Evolutionary theory is one of the arenas of social discourse for which there is abundant evidence because the biological field of scientific inquiry includes hard empirical sciences with lots of data points from which to draw reliable conclusions (genetics for example). On other matters, say, economic theories regarding minimum wage law, there is much less hard empirical data and a lot of speculative conclusions. Sometimes none of those may be shown as correct in a predictable and testable way. For these subjects, arguments regarding sources of data can be more valid concerns over ideological bias. One would expect that political matters could often inspire difficult and nonconstructive debates as a result as people retreat to the corners of expertise for which their priors hold to their stated outcomes and beliefs. For public concerns over science, this is less useful. Scientists can be individually biased, and many fields, particularly in difficult to research matters like social sciences or medicine can have complicated problems with the manner of research and verification or replication of results. Skepticism can be a useful tool in digging through results that do not smell right to us for that very reason. Lots of pharmaceutical studies are flawed because they are produced or paid for by the companies attempting to market a new drug, for example, and the results were cherry picked to make the drug look more effective or to have a broad array of possible benefits, and so on. Skepticism of that variety is very useful. But that skepticism neither requires us to go in the direction that creationists insist nor does it automatically mean that data is false because it conflicts with their priors. Even if they were able to disprove evolutionary theory or some other cosmological theory, this creationist explanation does not stand on its own merits as a central truth that should replace it, if one is being openly skeptical and examining the merits of each idea. Even standing within metaphysics and dismissing empirical observations altogether, what of some other religious faith's interpretation of the story of creation? Why is this one the one? It isn't, there isn't anyway to demonstrate that. It just is the one that you want it to be because it affirms many other things you would also like to believe about yourself, your identity, and the world and how you interact with it.
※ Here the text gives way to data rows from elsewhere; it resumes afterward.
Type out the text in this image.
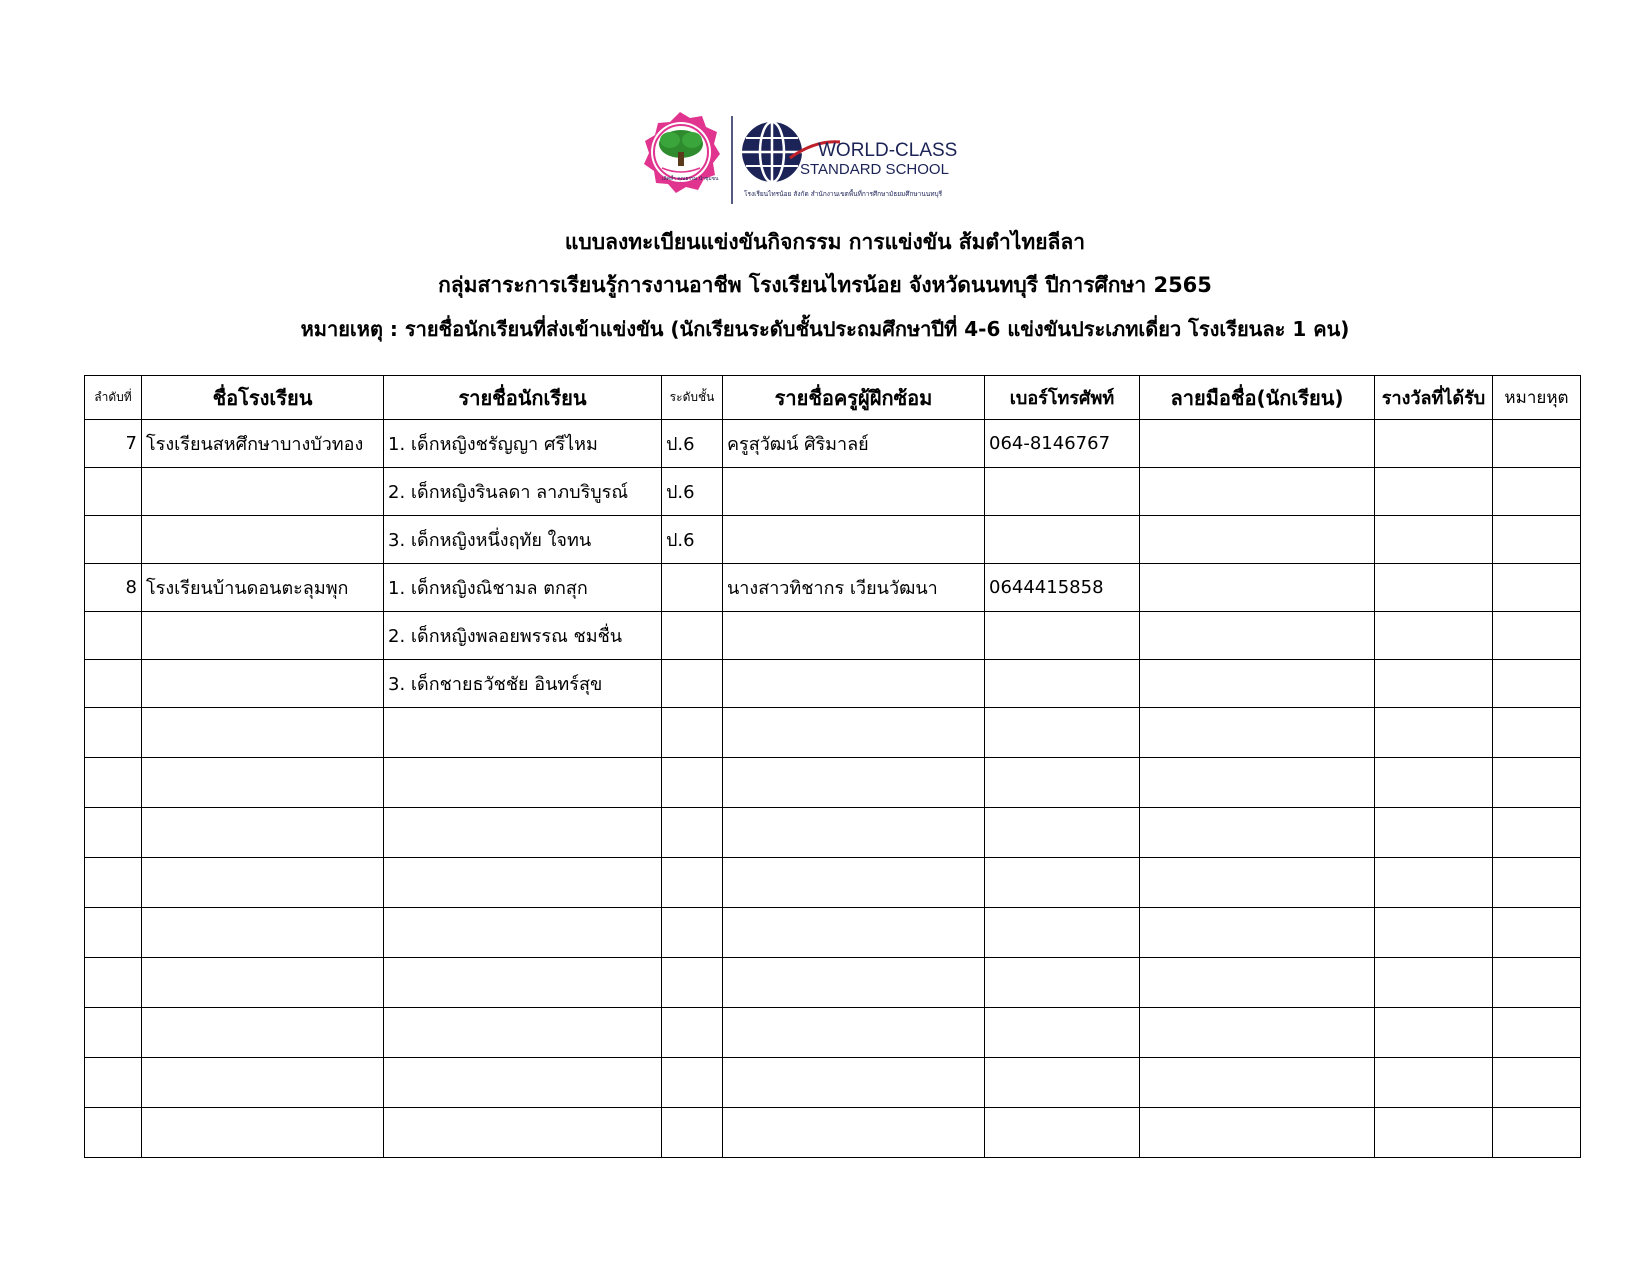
WORLD-CLASS
STANDARD SCHOOL
โรงเรียนไทรน้อย สังกัด สำนักงานเขตพื้นที่การศึกษามัธยมศึกษานนทบุรี
เลิศล้ำ คุณธรรม นำชุมชน
แบบลงทะเบียนแข่งขันกิจกรรม การแข่งขัน ส้มตำไทยลีลา
กลุ่มสาระการเรียนรู้การงานอาชีพ โรงเรียนไทรน้อย จังหวัดนนทบุรี ปีการศึกษา 2565
หมายเหตุ : รายชื่อนักเรียนที่ส่งเข้าแข่งขัน (นักเรียนระดับชั้นประถมศึกษาปีที่ 4-6 แข่งขันประเภทเดี่ยว โรงเรียนละ 1 คน)
ลำดับที่	ชื่อโรงเรียน	รายชื่อนักเรียน	ระดับชั้น	รายชื่อครูผู้ฝึกซ้อม	เบอร์โทรศัพท์	ลายมือชื่อ(นักเรียน)	รางวัลที่ได้รับ	หมายหุต
7	โรงเรียนสหศึกษาบางบัวทอง	1. เด็กหญิงชรัญญา ศรีไหม	ป.6	ครูสุวัฒน์ ศิริมาลย์	064-8146767			
		2. เด็กหญิงรินลดา ลาภบริบูรณ์	ป.6					
		3. เด็กหญิงหนึ่งฤทัย ใจทน	ป.6					
8	โรงเรียนบ้านดอนตะลุมพุก	1. เด็กหญิงณิชามล ตกสุก		นางสาวทิชากร เวียนวัฒนา	0644415858			
		2. เด็กหญิงพลอยพรรณ ชมชื่น						
		3. เด็กชายธวัชชัย อินทร์สุข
This may all be a fascinating argument in an introductory level course on comparative religions or something amusing to contemplate as one studies Greek mythology as a child, but it isn't a constructive way to talk about science and debate its merits. I would agree it doesn't seem very constructive to try to bludgeon Christians over the head with data, as that's been going on for decades. Or that there are institutional problems with the way science is being conducted, or that there aren't very many conservatives in some fields of study which may offer distinct perspectives, such as in moral psychology, and so on. But if Christian creationists aren't willing to observe what scientific study and the field is doing or what it has produced as evidence in support of its conclusions then why even bother having the argument? One possible interpretation for this is to not bother to engage or dignify this position with debate. If "they" want to go believe that, whatever. Our concern would be this large body of people who aren't sure what to believe. And maybe look at why that is and what we can offer. People tend to demand rigid uncertainties. Science doesn't tend to offer rigid uncertainties. But it can offer quite a lot in the way of taking some uncertainties and finding ways to make them predictable, testable, and empirical, taking the misunderstood or unknown and making it understood and known as best we are able.

Having a flashlight in a dark room doesn't always illuminate the whole room. But it makes it a lot easier to see than fumbling around in the dark.